Newsletter T&P La prescrizione dei crediti retributivi nel contratto a tutele crescenti A cura di Damiana Lesce e Valeria De Lucia

Tutti i diritti derivanti dal rapporto di lavoro debbono essere esercitati entro un certo periodo di tempo, pena la loro estinzione per prescrizione.

In particolare, la maggior parte dei crediti aventi natura retributiva e corrisposti con una periodicità annuale od inferiore, compresi gli eventuali interessi, soggiacciono alla prescrizione estintiva quinquennale.

Si prescrivono, quindi, in cinque anni il diritto alle retribuzioni ed alle differenze retributive dovute a vario titolo, le indennità spettanti in occasione della cessazione del rapporto di lavoro, etc.

Vi è poi una prescrizione decennale per i crediti aventi natura risarcitoria.

In passato, l’istituto di che trattasi è stato oggetto di importanti interventi della Corte Costituzionale e della Corte di Cassazione con riguardo al tema della decorrenza dei termini della prescrizione.

Significativa fu al riguardo la sentenza della Corte Costituzionale n. 63 del lontano 10 giugno 1966: partendo dalla considerazione che, durante il rapporto di lavoro, il lavoratore si trova in una condizione di sudditanza psicologica che si concretizza “nel timore del recesso, cioè del licenziamento che spinge o può spingere lo stesso sulla via della rinuncia ad una parte dei propri diritti” la Corte affermò che i termini decorrevano dalla cessazione del rapporto di lavoro.

Tale affermazione venne poi parzialmente corretta dalla stessa Corte Costituzionale a seguito dell’entrata in vigore della Legge 15 luglio 1966 n. 604 (“Norme sui licenziamenti individuali”) prima e dell’art. 18 della L. 20 maggio 1970 n. 300 (“Statuto dei Lavoratori”) dopo.

In particolare, con la sentenza n. 174 del 12 dicembre 1972 la Corte Costituzionale concluse che il principio affermato con la decisione n. 66 del 1966 “non doveva trovare applicazione tutte le volte che il rapporto di lavoro subordinato sia caratterizzato da una particolare forza di resistenza, quale deriva da una disciplina che assicuri normalmente la stabilità del rapporto e fornisca le garanzie di appositi rimedi giurisdizionali contro ogni illegittima risoluzione”.

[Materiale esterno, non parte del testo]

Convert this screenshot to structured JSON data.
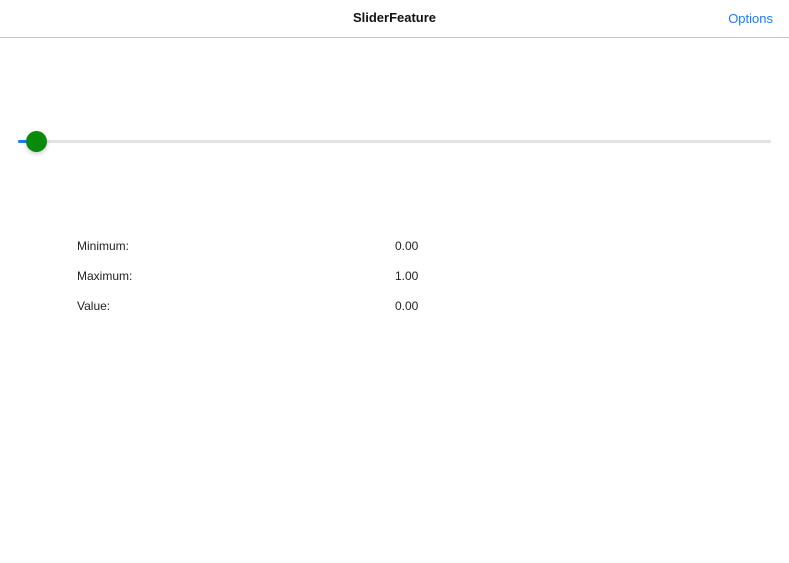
{
  "nav": {
    "title": "SliderFeature",
    "options_label": "Options"
  },
  "slider": {
    "minimum": 0,
    "maximum": 1,
    "value": 0,
    "thumb_color": "#0a8a0a",
    "fill_color": "#1a7cf5",
    "track_color": "#e3e3e3"
  },
  "info": [
    {
      "label": "Minimum:",
      "value": "0.00"
    },
    {
      "label": "Maximum:",
      "value": "1.00"
    },
    {
      "label": "Value:",
      "value": "0.00"
    }
  ]
}
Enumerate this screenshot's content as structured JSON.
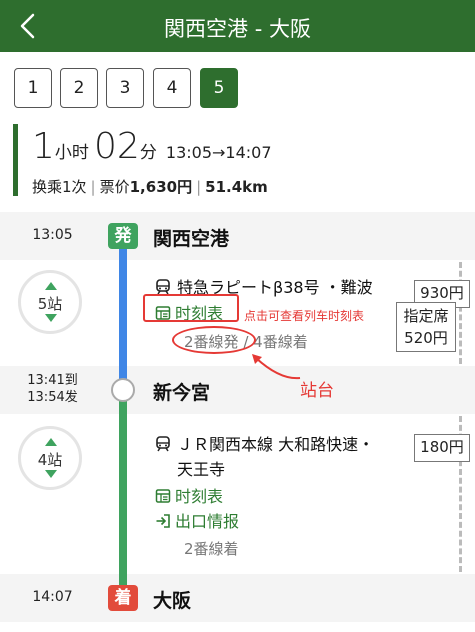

Tale orientamento fu confermato dalle Sezioni Unite della Corte di Cassazione con la sentenza n. 1268 del 12 aprile 1976 nonché dalle pronunce successive.

Il principio oggi vigente è quello secondo il quale la disciplina della decorrenza della prescrizione ordinaria non è unica per qualsiasi rapporto di lavoro.

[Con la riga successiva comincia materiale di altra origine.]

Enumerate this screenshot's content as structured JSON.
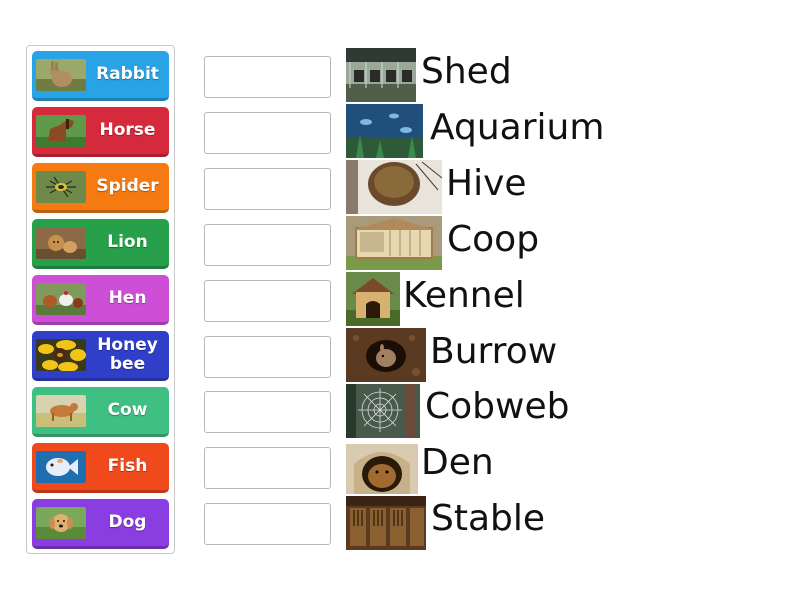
{
  "tiles": [
    {
      "label": "Rabbit",
      "color": "#27a3e6",
      "icon": "rabbit-photo"
    },
    {
      "label": "Horse",
      "color": "#d62a3c",
      "icon": "horse-photo"
    },
    {
      "label": "Spider",
      "color": "#f57a12",
      "icon": "spider-photo"
    },
    {
      "label": "Lion",
      "color": "#26a04b",
      "icon": "lion-photo"
    },
    {
      "label": "Hen",
      "color": "#cc4fd6",
      "icon": "hen-photo"
    },
    {
      "label": "Honey\nbee",
      "color": "#2f3fc8",
      "icon": "honeybee-photo"
    },
    {
      "label": "Cow",
      "color": "#3fbf82",
      "icon": "cow-photo"
    },
    {
      "label": "Fish",
      "color": "#f04a1c",
      "icon": "fish-photo"
    },
    {
      "label": "Dog",
      "color": "#8a3de0",
      "icon": "dog-photo"
    }
  ],
  "targets": [
    {
      "label": "Shed",
      "icon": "shed-photo"
    },
    {
      "label": "Aquarium",
      "icon": "aquarium-photo"
    },
    {
      "label": "Hive",
      "icon": "hive-photo"
    },
    {
      "label": "Coop",
      "icon": "coop-photo"
    },
    {
      "label": "Kennel",
      "icon": "kennel-photo"
    },
    {
      "label": "Burrow",
      "icon": "burrow-photo"
    },
    {
      "label": "Cobweb",
      "icon": "cobweb-photo"
    },
    {
      "label": "Den",
      "icon": "den-photo"
    },
    {
      "label": "Stable",
      "icon": "stable-photo"
    }
  ]
}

Essa dipende dal grado di stabilità del rapporto “ritenendosi stabile ogni rapporto che, indipendentemente dal carattere pubblico o privato del datore di lavoro, sia regolato da una disciplina la quale sul piano sostanziale subordini la legittimità e l’efficacia della risoluzione alla sussistenza di circostanze obiettive e predeterminate e, sul piano processuale, affidi al giudice il sindacato su tali circostanze e la possibilità di rimuovere gli effetti del licenziamento illegittimo”.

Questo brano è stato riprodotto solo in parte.